Le 12 décembre dernier, les résidents de l’EHPAD Pierre Mauroy à Harnes ont vécu un après-midi bercé par les mots du poète. Dans les couloirs et les chambres de l’établissement, la compagnie Protéo est venue offrir une forme originale de rencontre avec la poésie, en déclinant les Contemplations de Victor Hugo dans un spectacle à la fois musical, physique et poétique.
Une compagnie protéiforme au service de la poésie
Créée en 2012 par Louise Wailly, la compagnie Protéo se distingue par sa capacité à mêler différentes disciplines artistiques. Les artistes de la compagnie ont exploré la musique, le corps et la voix pour proposer une lecture vivante et décalée des poèmes de Victor Hugo. « La poésie, souvent perçue comme classique ou ennuyeuse, peut devenir punk, contemplative, surprenante et originale », explique Camille Dupond, comédienne et chanteuse de la compagnie.
Joséphine Triballeau, contorsionniste et récitante, ajoute : « La contorsion, déplacée dans ce contexte, devient poétique et onirique. Et c’est toute la force de cette création : même face à des résidents qui entendent peu ou voient mal, il existe toujours une manière de leur transmettre la poésie de Victor Hugo. » Simon Hopin-Vena, compositeur, propose une composition électronique dont ne sont pas toujours coutumiers les résidents. « Ce n’est pas une musique que l’on entend tous les jours.
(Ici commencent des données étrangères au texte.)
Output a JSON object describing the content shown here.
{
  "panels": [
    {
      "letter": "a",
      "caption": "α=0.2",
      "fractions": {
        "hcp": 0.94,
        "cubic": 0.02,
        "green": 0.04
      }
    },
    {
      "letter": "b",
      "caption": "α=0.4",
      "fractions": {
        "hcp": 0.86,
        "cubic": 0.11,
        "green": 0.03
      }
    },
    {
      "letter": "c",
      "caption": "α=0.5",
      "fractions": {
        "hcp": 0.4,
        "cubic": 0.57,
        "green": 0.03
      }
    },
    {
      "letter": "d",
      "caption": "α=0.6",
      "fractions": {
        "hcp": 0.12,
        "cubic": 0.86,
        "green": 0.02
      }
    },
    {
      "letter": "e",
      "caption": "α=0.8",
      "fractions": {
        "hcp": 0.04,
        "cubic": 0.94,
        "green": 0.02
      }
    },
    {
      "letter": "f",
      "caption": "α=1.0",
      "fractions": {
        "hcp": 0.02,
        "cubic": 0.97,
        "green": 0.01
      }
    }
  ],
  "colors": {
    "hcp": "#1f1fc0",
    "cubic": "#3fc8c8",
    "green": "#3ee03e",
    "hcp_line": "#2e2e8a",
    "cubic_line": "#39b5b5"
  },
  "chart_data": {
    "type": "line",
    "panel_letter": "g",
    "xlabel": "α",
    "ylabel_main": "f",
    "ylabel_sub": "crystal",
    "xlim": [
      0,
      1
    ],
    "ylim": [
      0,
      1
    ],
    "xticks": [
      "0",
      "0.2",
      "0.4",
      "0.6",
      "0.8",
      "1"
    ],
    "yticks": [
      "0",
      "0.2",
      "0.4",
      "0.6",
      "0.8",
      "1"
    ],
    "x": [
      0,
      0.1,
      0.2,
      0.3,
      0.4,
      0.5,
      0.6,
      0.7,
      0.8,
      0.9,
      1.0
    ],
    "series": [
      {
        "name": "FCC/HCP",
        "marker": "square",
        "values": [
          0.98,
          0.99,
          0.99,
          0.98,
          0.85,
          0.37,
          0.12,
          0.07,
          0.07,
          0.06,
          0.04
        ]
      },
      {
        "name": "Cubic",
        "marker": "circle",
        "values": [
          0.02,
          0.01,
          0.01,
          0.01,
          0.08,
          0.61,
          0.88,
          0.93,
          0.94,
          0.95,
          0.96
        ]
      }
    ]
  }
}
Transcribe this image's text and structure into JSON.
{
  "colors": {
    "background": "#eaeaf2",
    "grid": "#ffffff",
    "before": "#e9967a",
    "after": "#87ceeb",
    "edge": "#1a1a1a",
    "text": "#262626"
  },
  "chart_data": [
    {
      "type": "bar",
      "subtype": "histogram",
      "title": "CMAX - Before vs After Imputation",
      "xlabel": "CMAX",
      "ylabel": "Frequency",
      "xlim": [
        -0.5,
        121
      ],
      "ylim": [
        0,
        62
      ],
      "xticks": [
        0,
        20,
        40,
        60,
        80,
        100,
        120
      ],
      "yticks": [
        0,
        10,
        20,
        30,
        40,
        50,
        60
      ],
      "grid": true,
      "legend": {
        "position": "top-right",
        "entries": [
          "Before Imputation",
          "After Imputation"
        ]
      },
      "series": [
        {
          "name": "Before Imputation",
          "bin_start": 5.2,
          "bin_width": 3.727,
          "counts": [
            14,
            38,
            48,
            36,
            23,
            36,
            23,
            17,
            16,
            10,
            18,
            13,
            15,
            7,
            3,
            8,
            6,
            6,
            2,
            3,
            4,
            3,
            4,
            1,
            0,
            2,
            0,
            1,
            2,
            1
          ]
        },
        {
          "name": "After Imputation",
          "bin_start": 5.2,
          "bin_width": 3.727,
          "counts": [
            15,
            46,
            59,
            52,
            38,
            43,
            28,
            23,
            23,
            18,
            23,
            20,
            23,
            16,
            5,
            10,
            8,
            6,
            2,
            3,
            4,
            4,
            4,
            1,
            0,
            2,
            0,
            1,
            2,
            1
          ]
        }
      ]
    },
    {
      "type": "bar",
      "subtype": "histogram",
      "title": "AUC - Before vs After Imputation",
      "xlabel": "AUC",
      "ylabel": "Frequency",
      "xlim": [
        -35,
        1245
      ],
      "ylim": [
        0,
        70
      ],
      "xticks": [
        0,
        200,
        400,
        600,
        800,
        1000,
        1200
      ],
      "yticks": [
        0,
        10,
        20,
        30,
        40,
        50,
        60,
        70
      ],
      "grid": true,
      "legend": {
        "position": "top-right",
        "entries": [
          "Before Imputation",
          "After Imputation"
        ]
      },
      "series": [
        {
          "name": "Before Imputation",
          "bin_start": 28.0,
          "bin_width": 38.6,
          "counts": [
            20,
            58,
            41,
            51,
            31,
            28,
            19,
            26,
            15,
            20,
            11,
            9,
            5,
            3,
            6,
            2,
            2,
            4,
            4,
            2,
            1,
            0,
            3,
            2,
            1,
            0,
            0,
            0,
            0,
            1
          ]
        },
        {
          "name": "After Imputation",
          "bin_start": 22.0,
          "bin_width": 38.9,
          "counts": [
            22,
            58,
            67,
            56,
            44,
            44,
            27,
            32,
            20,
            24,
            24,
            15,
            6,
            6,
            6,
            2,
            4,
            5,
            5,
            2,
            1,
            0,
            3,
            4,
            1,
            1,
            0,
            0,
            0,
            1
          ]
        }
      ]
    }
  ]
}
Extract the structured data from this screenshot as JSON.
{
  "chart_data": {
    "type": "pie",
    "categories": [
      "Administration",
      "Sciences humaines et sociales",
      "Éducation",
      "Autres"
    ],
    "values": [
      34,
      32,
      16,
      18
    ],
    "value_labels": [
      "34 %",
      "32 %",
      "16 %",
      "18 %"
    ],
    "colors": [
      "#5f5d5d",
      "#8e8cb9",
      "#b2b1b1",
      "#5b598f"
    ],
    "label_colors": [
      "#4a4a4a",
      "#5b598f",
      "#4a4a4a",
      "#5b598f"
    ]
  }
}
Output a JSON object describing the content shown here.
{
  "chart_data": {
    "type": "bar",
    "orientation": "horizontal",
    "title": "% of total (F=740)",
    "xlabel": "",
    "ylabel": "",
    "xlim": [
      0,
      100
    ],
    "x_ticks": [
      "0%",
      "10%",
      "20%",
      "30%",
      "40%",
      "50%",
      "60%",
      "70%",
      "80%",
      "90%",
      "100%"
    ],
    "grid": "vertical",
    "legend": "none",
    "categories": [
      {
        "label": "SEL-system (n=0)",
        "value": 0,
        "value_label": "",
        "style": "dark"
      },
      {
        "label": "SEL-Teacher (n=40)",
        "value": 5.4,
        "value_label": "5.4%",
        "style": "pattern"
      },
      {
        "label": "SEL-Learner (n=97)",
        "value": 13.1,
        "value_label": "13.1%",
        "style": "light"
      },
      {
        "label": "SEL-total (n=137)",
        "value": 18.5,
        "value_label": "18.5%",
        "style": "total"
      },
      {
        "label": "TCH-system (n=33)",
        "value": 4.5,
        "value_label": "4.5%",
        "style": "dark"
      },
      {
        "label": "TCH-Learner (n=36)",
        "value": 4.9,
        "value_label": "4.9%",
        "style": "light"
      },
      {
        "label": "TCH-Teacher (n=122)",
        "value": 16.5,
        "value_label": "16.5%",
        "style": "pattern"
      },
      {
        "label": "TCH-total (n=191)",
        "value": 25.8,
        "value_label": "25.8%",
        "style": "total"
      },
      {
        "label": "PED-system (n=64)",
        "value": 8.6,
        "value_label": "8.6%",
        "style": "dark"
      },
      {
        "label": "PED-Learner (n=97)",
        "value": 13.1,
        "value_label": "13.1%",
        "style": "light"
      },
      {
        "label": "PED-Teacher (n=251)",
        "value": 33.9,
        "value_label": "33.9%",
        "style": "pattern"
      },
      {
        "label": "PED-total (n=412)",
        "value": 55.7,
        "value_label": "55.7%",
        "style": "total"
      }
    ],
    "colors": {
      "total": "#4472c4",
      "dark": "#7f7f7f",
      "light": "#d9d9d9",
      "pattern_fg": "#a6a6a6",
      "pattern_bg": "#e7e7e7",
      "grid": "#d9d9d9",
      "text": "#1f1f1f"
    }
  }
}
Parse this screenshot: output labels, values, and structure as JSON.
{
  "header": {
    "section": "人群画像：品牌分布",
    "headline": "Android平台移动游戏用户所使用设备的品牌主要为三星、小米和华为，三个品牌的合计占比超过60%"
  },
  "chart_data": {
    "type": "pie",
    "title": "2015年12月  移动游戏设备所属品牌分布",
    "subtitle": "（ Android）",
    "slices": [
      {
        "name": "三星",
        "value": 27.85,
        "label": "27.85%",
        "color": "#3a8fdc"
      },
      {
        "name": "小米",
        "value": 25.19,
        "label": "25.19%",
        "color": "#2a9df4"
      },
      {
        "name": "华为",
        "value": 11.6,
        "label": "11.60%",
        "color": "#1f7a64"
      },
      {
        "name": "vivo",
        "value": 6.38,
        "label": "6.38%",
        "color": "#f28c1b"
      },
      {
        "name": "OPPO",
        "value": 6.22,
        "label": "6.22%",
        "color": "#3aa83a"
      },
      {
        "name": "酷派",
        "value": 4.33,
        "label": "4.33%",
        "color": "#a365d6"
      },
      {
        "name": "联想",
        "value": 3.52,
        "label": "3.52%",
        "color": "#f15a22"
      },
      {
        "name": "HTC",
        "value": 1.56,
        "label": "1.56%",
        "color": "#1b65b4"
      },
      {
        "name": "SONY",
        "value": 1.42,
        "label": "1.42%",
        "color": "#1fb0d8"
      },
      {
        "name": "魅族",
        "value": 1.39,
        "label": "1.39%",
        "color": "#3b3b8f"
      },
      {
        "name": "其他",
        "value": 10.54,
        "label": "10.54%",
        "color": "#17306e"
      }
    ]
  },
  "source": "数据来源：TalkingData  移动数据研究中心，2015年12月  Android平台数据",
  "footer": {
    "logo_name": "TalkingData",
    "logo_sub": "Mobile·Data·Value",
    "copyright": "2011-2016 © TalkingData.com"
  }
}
C’est de la musique électronique, mais aussi des nappes sonores, des rythmes, des bruits de vent… En réalité, ce sont des ondes qui se transforment en vent, en eau, en pluie, en chants d’oiseaux. Un mélange atypique qui invite à une véritable contemplation auditive », explique le musicien.
Un lieu ouvert à la culture et à la rencontre
Cet événement s’inscrit dans la dynamique du tiers-lieu culturel de l’EHPAD, Culture(s) en sol mineur, inauguré il y a trois ans. « L’idée était de montrer que l’EHPAD est avant tout un lieu de vie, ouvert à tous les citoyens et porteurs de projets culturels ou sociaux », précise Laurent Viscar animateur socio-culturel. Le lieu accueille régulièrement des initiatives variées et permet aux résidents de découvrir des pratiques artistiques qu’ils n’auraient pas forcément l’occasion de rencontrer ailleurs.
Pour Laurent, l’accueil de la compagnie Protéo s’inscrit dans la continuité des expériences précédentes : « Ces projets apportent une plus-value à l’établissement et montrent que les résidents sont encore capables de participer à des créations et de vivre des moments précieux », explique-t-il.
Des rencontres qui surprennent et enchantent
Les artistes et le personnel ont été touchés par la réception du spectacle. « On arrive parfois avec des a priori ou des précautions, et on repart avec beaucoup de légèreté, confie Camille Dupond, Les résidents, qui au départ ne semblaient pas forcément intéressés, sont surpris, impressionnés et enthousiastes. Ils nous remercient, certains avec un grand sourire, et c’est très précieux. »
« Après tous ces passages en EHPAD, on repart avec un vrai sentiment de fraîcheur, on rit beaucoup. C’était complètement différent de ce à quoi je m’attendais : une expérience super, très rafraîchissante. On revient quand vous voulez », réagit Simon.
Pour Laurent, ces impromptus culturels sont essentiels : « La culture est un lien social incontournable. Elle permet de réunir les gens, de travailler la mémoire, l’imagination, le langage… et surtout, elle apporte de la vie, de la joie et de la surprise dans les EHPAD. »
Grâce à cette expérience, la poésie de Victor Hugo s’est fait écho dans les couloirs d’Harnes, transformant un après-midi ordinaire en un moment sensible où les vers, la musique et la contorsion sont devenues des passerelles vers l’imaginaire et l’émotion.